Os Jogos Olímpicos acabaram no domingo, e com eles acabou a cascata de alertas de telemóvel com que a imprensa nos mantinha a par da participação nacional. Na última semana, tudo se tornou frenético. De manhã, ficávamos a saber que fulano ia tentar qualificar-se. Ao meio dia, que estava qualificado. Ao princípio da tarde, que estava em causa uma medalha. Ao fim da tarde, que a prova ia começar. A seguir, que tinha ficado neste ou naquele lugar. E no fim, chegava a frase mais memorável da entrevista de rescaldo.

Não sei se os alertas da imprensa medem o interesse da nação ou aquilo que os jornalistas desejariam fosse o interesse da nação. Estamos em Agosto, claro. Seja como for, este fascínio estival com medalhas olímpicas nada teve de especificamente português. A imprensa da Espanha, do Reino Unido, ou da França, mostrou-se igualmente incansável em promover as respectivas proezas olímpicas, no seu caso mais proveitosas. A “equipa Grã Bretanha”, por exemplo, obteve a segunda posição na lista dos países mais medalhados. É curioso: os ocidentais, como notou Simon Jenkins no Guardian, parecem ter sucumbido à antiga febre soviética dos títulos desportivos. Na Grã-Bretanha, houve mesmo uma decisão política, com o devido investimento, para fazer flutuar o maior número de vezes possível a bandeira nos estádios olímpicos. Daí, aliás, a preferência por modalidades, como a ginástica ou o ciclismo, onde há muitas medalhas em jogo.
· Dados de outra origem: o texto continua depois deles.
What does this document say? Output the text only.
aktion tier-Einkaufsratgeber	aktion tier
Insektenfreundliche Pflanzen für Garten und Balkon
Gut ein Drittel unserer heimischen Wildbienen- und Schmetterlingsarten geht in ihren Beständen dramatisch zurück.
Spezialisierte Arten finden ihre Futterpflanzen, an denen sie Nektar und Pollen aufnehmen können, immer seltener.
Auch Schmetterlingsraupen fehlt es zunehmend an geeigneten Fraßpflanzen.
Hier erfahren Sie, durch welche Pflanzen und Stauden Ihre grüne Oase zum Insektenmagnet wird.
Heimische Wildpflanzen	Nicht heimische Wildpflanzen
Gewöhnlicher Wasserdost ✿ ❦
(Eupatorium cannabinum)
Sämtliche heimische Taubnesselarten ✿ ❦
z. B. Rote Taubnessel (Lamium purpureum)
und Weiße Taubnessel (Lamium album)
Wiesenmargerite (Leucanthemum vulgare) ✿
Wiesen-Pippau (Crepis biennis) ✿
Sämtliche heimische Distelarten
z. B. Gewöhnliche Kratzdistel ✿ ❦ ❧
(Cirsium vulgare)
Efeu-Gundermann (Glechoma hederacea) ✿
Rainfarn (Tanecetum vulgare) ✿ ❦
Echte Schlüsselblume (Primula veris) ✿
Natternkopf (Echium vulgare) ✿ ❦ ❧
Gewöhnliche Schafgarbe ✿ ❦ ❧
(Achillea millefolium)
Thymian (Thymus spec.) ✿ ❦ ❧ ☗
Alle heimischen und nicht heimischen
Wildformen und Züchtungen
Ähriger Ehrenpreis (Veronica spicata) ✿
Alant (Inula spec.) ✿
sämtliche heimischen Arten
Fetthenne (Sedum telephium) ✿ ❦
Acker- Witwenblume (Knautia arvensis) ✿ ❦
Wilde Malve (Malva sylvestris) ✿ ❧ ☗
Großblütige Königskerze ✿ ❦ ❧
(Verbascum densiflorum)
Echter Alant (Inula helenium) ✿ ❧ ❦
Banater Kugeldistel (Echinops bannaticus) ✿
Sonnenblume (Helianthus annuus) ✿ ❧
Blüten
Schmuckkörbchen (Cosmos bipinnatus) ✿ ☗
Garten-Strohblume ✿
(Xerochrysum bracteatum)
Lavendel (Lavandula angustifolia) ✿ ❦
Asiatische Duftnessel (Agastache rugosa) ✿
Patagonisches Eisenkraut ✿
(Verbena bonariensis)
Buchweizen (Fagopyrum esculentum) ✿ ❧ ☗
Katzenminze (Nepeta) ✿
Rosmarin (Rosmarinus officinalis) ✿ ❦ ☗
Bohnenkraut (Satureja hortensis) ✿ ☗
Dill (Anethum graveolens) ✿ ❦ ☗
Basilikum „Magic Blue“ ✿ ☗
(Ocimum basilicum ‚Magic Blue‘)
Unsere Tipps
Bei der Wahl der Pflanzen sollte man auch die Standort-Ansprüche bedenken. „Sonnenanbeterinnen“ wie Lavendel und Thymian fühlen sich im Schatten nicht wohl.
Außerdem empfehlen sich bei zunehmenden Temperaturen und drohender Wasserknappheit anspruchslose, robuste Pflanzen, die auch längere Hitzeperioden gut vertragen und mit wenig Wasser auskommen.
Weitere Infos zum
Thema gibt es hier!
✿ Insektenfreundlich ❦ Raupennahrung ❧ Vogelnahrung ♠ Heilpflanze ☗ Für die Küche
Os Jogos Olímpicos foram uma das mais notórias frentes da Guerra Fria. As ditaduras comunistas faziam uma estranha questão de demonstrar superioridade desportiva. O que tinha sido imaginado como um convívio de cavalheiros amadores, tornou-se um confronto de profissionais financiados e, no caso da União Soviética ou da Alemanha de Leste, sistematicamente drogados pelo Estado. Mas o empenho nos resultados olímpicos não terminou com a Guerra Fria. Pelo contrário, parece mais febril do que nunca, tal como acontece com a organização espectacular dos jogos, uma das mais duradouras heranças da Alemanha nazi.
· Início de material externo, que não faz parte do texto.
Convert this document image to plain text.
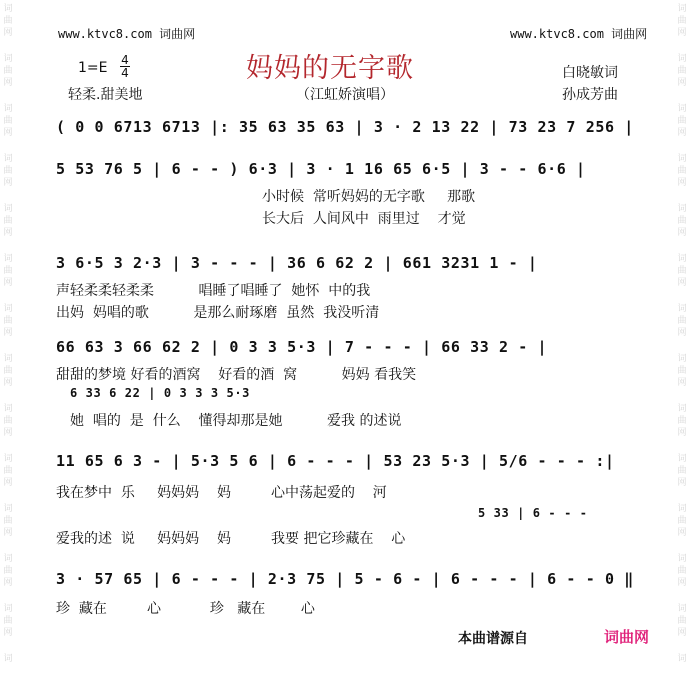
词
曲
网
词
曲
网
词
曲
网
词
曲
网
词
曲
网
词
曲
网
词
曲
网
词
曲
网
词
曲
网
词
曲
网
词
曲
网
词
曲
网
词
曲
网
词
词
曲
网
词
曲
网
词
曲
网
词
曲
网
词
曲
网
词
曲
网
词
曲
网
词
曲
网
词
曲
网
词
曲
网
词
曲
网
词
曲
网
词
曲
网
词
www.ktvc8.com 词曲网	www.ktvc8.com 词曲网
妈妈的无字歌
1=E 4
4
轻柔.甜美地	（江虹娇演唱）
白晓敏词
孙成芳曲
( 0 0 6713 6713 |: 35 63 35 63 | 3 · 2 13 22 | 73 23 7 256 |
5 53 76 5 | 6 - - ) 6·3 | 3 · 1 16 65 6·5 | 3 - - 6·6 |
小时候  常听妈妈的无字歌     那歌
长大后  人间风中  雨里过    才觉
3 6·5 3 2·3 | 3 - - - | 36 6 62 2 | 661 3231 1 - |
声轻柔柔轻柔柔          唱睡了唱睡了  她怀  中的我
出妈  妈唱的歌          是那么耐琢磨  虽然  我没听清
66 63 3 66 62 2 | 0 3 3 5·3 | 7 - - - | 66 33 2 - |
甜甜的梦境 好看的酒窝    好看的酒  窝          妈妈 看我笑
6 33 6 22 | 0 3 3 3 5·3
她  唱的  是  什么    懂得却那是她          爱我 的述说
11 65 6 3 - | 5·3 5 6 | 6 - - - | 53 23 5·3 | 5/6 - - - :|
我在梦中  乐     妈妈妈    妈         心中荡起爱的    河
5 33 | 6 - - -
爱我的述  说     妈妈妈    妈         我要 把它珍藏在    心
3 · 57 65 | 6 - - - | 2·3 75 | 5 - 6 - | 6 - - - | 6 - - 0 ‖
珍  藏在         心           珍   藏在        心
本曲谱源自	词曲网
O culto totalitário do desporto teve continuadores. Para começar, nos meios de comunicação das democracias, especialmente as televisões, que tratam o drama dos desportistas nacionais como mais uma via para agarrar espectadores. Não há, de facto, ditadura mais pesada do que a ditadura das audiências. Mas não são só os ecrãs. No caso da Grã-Bretanha, a decisão de criar sobredotados olímpicos foi oficial e é difícil deixar de a interpretar como uma espécie de compensação, num país que nunca mais deixará de fazer o luto da sua condição de superpotência. A marinha real já não domina os mares, mas os seus ciclistas dominam as pistas. Num Ocidente envelhecido e estagnado, as medalhas estão a tornar-se o que tinham sido para os ditadores comunistas no seu declínio: excepto que neste caso não é uma clique de camaradas corruptos que tenta convencer o povo de que, apesar das prateleiras vazias, vive num sistema radioso, mas o próprio povo, ainda com as prateleiras cheias, que espera ver a sua nacionalidade associada ao frisson da vitória.

Querem mesmo muitas medalhas no Japão, daqui a quatro anos? E querem-nas quase garantidas, sem dependerem dos acasos da sorte ou do trabalho de um atleta especial? Então, o único caminho é o da industrialização desportiva da Grã-Bretanha (e, pelos vistos, a canoagem pode ser o nosso ciclismo). É fazer as contas: no caso da Grã-Bretanha, deu 4,6 milhões de euros por medalha… Dizia-se que D. Maria Pia, quando estranhavam as suas extravagâncias, comentava sempre: “quem quer rainhas, paga-as”. As medalhas olímpicas são como as rainhas.